Figure 23 : Représentation schématique de l’incidence de la SEP en fonction de l’infection par le virus

d’Epstein-Barr. D’après Thacker et al., Ann. Neurol., 2006.

b. Les autres pathogènes suspectés

Bien que l’EBV soit l’agent pathogène privilégié dans l’hypothèse d’une implication virale, d’autres pathogènes ne peuvent pas être exclus. Ces dernières années, l’éventuelle implication de deux autres pathogènes fut également favorisée : Chlamydia pneumoniae et le

virus herpétique humain 6 (HHV6). La découverte de l’ADN de Chlamydia pneumoniae

dans le LCR d’un patient souffrant de SEP fit grand bruit [Sriram et al. 1998] mais cette hypothétique association ne dura pas très longtemps par l’absence de confirmation sûre [Bagos et al., 2006]. Au contraire, le rôle de HHV6, virus en partie neurotrope [Braun et al., 1997], est encore fortement supposé comme influençant la susceptibilité à la SEP [Ascherio et al., 2007a]. Chez les patients SEP, l’ADN de HHV6 est plus fortement retrouvé au niveau du SNC comparé à un individu sain.
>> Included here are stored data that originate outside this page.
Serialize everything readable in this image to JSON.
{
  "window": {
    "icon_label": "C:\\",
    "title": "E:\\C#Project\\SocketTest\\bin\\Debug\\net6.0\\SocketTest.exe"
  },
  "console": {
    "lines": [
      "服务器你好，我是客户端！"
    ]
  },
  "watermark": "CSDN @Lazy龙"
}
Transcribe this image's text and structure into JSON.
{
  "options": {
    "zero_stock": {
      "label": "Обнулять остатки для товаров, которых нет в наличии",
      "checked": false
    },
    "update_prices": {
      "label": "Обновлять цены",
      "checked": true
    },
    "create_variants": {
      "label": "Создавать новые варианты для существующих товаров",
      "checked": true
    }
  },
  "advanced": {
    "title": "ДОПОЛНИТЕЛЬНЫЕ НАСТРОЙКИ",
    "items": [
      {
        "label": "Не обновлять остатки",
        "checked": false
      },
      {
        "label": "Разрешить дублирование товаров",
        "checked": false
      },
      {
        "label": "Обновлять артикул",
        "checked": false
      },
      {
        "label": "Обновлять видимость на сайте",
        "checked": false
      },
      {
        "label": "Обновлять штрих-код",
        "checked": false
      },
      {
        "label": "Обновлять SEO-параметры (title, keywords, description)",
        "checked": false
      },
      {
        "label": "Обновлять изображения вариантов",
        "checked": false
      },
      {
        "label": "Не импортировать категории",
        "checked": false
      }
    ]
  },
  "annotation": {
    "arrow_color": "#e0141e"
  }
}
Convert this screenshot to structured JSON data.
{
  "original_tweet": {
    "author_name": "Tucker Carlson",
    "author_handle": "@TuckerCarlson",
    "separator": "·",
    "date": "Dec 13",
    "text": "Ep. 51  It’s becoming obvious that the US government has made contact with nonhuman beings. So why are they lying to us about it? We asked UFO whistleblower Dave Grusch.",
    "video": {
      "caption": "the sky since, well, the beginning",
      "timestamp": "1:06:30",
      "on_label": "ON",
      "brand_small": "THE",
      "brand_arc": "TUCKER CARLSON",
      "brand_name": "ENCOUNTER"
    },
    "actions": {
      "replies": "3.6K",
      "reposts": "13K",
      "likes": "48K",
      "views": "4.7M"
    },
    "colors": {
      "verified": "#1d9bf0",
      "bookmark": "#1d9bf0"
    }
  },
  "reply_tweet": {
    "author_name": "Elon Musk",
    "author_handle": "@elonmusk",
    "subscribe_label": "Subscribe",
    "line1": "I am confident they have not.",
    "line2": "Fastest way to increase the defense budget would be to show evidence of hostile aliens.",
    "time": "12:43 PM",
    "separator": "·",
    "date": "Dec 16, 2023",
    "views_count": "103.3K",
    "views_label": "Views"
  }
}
Par ailleurs, la présence de cet ADN viral est augmentée localement au niveau des lésions inflammatoires par rapport à la substance blanche environnante [Cermelli et al., 2003]. Cependant, ce virus est aussi capable d’infecter les cellules immunitaires. Comme la nature des cellules infectées par HHV6 au niveau des lésions n’a pas été caractérisée, on ne peut pas exclure que l’augmentation de l’ADN de HHV6 observée soit le reflet d’un recrutement massif de cellules inflammatoires au niveau des lésions. Une autre étude nota une activité virale de HHV6, avec la production d’ARN, confinée aux oligodendrocytes à la fois chez les patients SEP et des personnes saines. Cependant, cette

activité virale semblerait beaucoup plus importante dans le SNC des personnes souffrant de SEP [Opsahl et al., 2005].

Il est qu’en même important de rappeler que malgré les troublantes associations trouvées entre divers pathogènes et la SEP, on ne peut pas exclure que les changements observés soient tout simplement la conséquence de changements biologiques mis en place lors de l’apparition d’une SEP plutôt que les causes de la maladie.